Events at the conference included two crossfire-style events with Professors Akhil Reed Amar ’84 and Steven G. Calabresi ’83. One featured University of Virginia Professor of Law Saikrishna Prakash ’93, the other University of St. Thomas School of Law Professor Michael Stokes Paulsen ’85.
Along with Justice Thomas’s keynote address, the conference included a roundtable discussion with audience participation.
Introducing Justice Thomas at the keynote address, Calabresi described him as “the leading originalist in the country,” and “the Justice who’s written the most originalist opinions of any Justice who’s served on the Court.”
Originalism asserts that in interpreting the Constitution, all statements must be interpreted based on the original understanding of the words at the time they were written.
Justice Thomas’s keynote candidly discussed his upbringing, life at the Law School and on the Court, and his beliefs about originalism.
“It is difficult to tell the modern story of originalism without Yale Law School,” he said, though he went on to disagree with the tenets of legal realism, the 20th century approach to law for which the Law School is well-known. He identified the origins of modern-day originalism as a rejoinder to the thinking that the language of the Constitution is adaptable to accommodate a contemporary society.
“Words have meaning at the time they are written. When we read something that someone else has written, we give the words and phrases used by that person natural meaning in context,” Justice Thomas said.
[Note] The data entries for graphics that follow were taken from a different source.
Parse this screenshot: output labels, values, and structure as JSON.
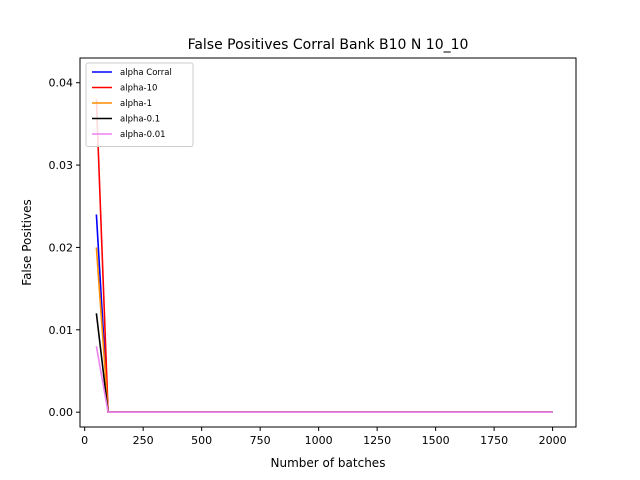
{
  "chart_data": {
    "type": "line",
    "title": "False Positives Corral Bank B10 N 10_10",
    "xlabel": "Number of batches",
    "ylabel": "False Positives",
    "xlim": [
      -20,
      2100
    ],
    "ylim": [
      -0.0018,
      0.043
    ],
    "xticks": [
      0,
      250,
      500,
      750,
      1000,
      1250,
      1500,
      1750,
      2000
    ],
    "yticks": [
      0.0,
      0.01,
      0.02,
      0.03,
      0.04
    ],
    "xtick_labels": [
      "0",
      "250",
      "500",
      "750",
      "1000",
      "1250",
      "1500",
      "1750",
      "2000"
    ],
    "ytick_labels": [
      "0.00",
      "0.01",
      "0.02",
      "0.03",
      "0.04"
    ],
    "grid": false,
    "legend": "top-left",
    "series": [
      {
        "name": "alpha Corral",
        "color": "#0000ff",
        "x": [
          50,
          100,
          2000
        ],
        "y": [
          0.024,
          0.0,
          0.0
        ]
      },
      {
        "name": "alpha-10",
        "color": "#ff0000",
        "x": [
          50,
          100,
          2000
        ],
        "y": [
          0.038,
          0.0,
          0.0
        ]
      },
      {
        "name": "alpha-1",
        "color": "#ff8c00",
        "x": [
          50,
          100,
          2000
        ],
        "y": [
          0.02,
          0.0,
          0.0
        ]
      },
      {
        "name": "alpha-0.1",
        "color": "#000000",
        "x": [
          50,
          100,
          2000
        ],
        "y": [
          0.012,
          0.0,
          0.0
        ]
      },
      {
        "name": "alpha-0.01",
        "color": "#ee82ee",
        "x": [
          50,
          100,
          2000
        ],
        "y": [
          0.008,
          0.0,
          0.0
        ]
      }
    ]
  }
}
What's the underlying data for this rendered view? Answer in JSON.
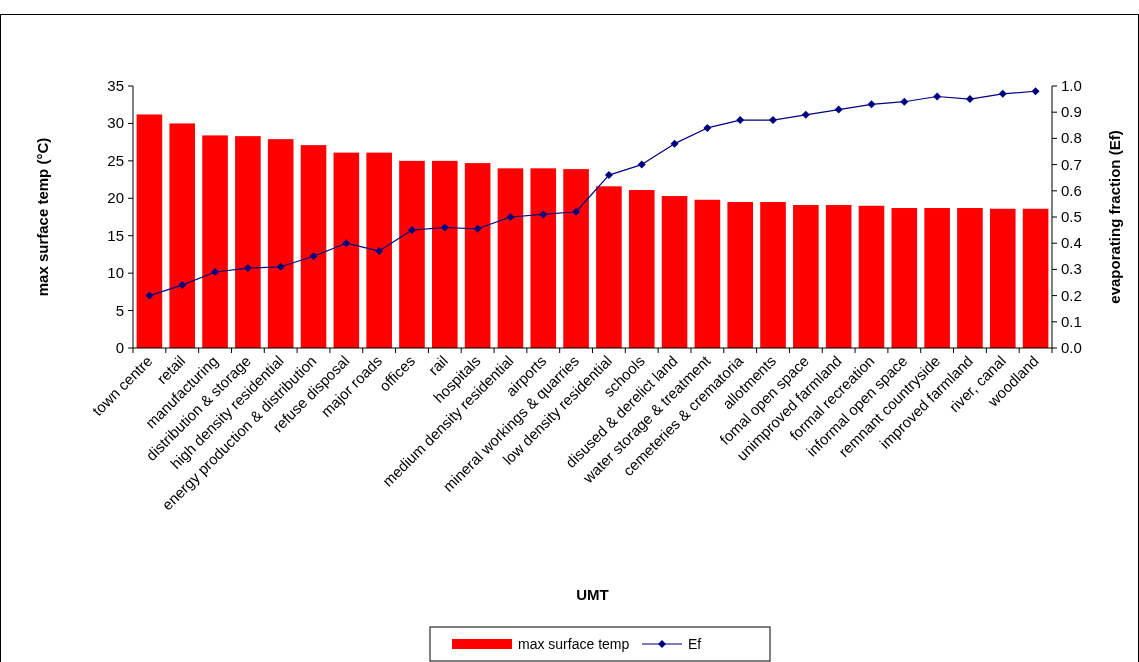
{
  "chart_data": {
    "type": "bar",
    "xlabel": "UMT",
    "ylabel": "max surface temp (°C)",
    "y2label": "evaporating fraction (Ef)",
    "categories": [
      "town centre",
      "retail",
      "manufacturing",
      "distribution & storage",
      "high density residential",
      "energy production & distribution",
      "refuse disposal",
      "major roads",
      "offices",
      "rail",
      "hospitals",
      "medium density residential",
      "airports",
      "mineral workings & quarries",
      "low density residential",
      "schools",
      "disused & derelict land",
      "water storage & treatment",
      "cemeteries & crematoria",
      "allotments",
      "fomal open space",
      "unimproved farmland",
      "formal recreation",
      "informal open space",
      "remnant countryside",
      "improved farmland",
      "river, canal",
      "woodland"
    ],
    "series": [
      {
        "name": "max surface temp",
        "color": "#ff0000",
        "values": [
          31.2,
          30.0,
          28.4,
          28.3,
          27.9,
          27.1,
          26.1,
          26.1,
          25.0,
          25.0,
          24.7,
          24.0,
          24.0,
          23.9,
          21.6,
          21.1,
          20.3,
          19.8,
          19.5,
          19.5,
          19.1,
          19.1,
          19.0,
          18.7,
          18.7,
          18.7,
          18.6,
          18.6
        ]
      },
      {
        "name": "Ef",
        "type": "line",
        "axis": "y2",
        "color": "#000080",
        "marker": "diamond",
        "values": [
          0.2,
          0.24,
          0.29,
          0.305,
          0.31,
          0.35,
          0.4,
          0.37,
          0.45,
          0.46,
          0.455,
          0.5,
          0.51,
          0.52,
          0.66,
          0.7,
          0.78,
          0.84,
          0.87,
          0.87,
          0.89,
          0.91,
          0.93,
          0.94,
          0.96,
          0.95,
          0.97,
          0.98
        ]
      }
    ],
    "ylim": [
      0,
      35
    ],
    "yticks": [
      0,
      5,
      10,
      15,
      20,
      25,
      30,
      35
    ],
    "y2lim": [
      0,
      1
    ],
    "y2ticks": [
      {
        "value": 0,
        "label": "0.0"
      },
      {
        "value": 0.1,
        "label": "0.1"
      },
      {
        "value": 0.2,
        "label": "0.2"
      },
      {
        "value": 0.3,
        "label": "0.3"
      },
      {
        "value": 0.4,
        "label": "0.4"
      },
      {
        "value": 0.5,
        "label": "0.5"
      },
      {
        "value": 0.6,
        "label": "0.6"
      },
      {
        "value": 0.7,
        "label": "0.7"
      },
      {
        "value": 0.8,
        "label": "0.8"
      },
      {
        "value": 0.9,
        "label": "0.9"
      },
      {
        "value": 1,
        "label": "1.0"
      }
    ],
    "grid": false,
    "legend": "bottom"
  }
}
For Justice Thomas, originalism is the only legitimate method of Constitutional interpretation, and it provides stability to the republic. To not interpret laws based on their meaning when they were enacted “usurps power from the people,” he said. Judges who are unelected, he said, should not wield so much power in a democratic republic.
The idea of the stability of the law has influenced Justice Thomas since his time at the Law School. In many arenas, the law seemed too flexible and changed with personal policy preferences. Justice Thomas said he gravitated toward courses in law school that seemed more immutable, like bankruptcy law.
“In so many of my other courses, the law seemed to be much more pliable, and perhaps much too pliable. It appeared to take shape and ebb and flow based on preferences and prevailing popular opinions,” he said.
The Constitution does not belong to judges or scholars, Justice Thomas said. Instead, it belongs to citizens, and originalism rests on two self-evident truths: “the idea that words mean something and that government is of the people, by the people, and for the people.”
The Rosenkranz Originalism Conference at Yale Law School brings prominent academics and jurists to Yale for a day-long conference each semester to discuss and debate various approaches to and critiques of originalism in constitutional thought and practice. The initiative is led by Visiting Professor Steven G. Calabresi ’83 and Professor Akhil Reed Amar ’84 and is sponsored by Nicholas Quinn Rosenkranz ’99, Professor of Law at Georgetown.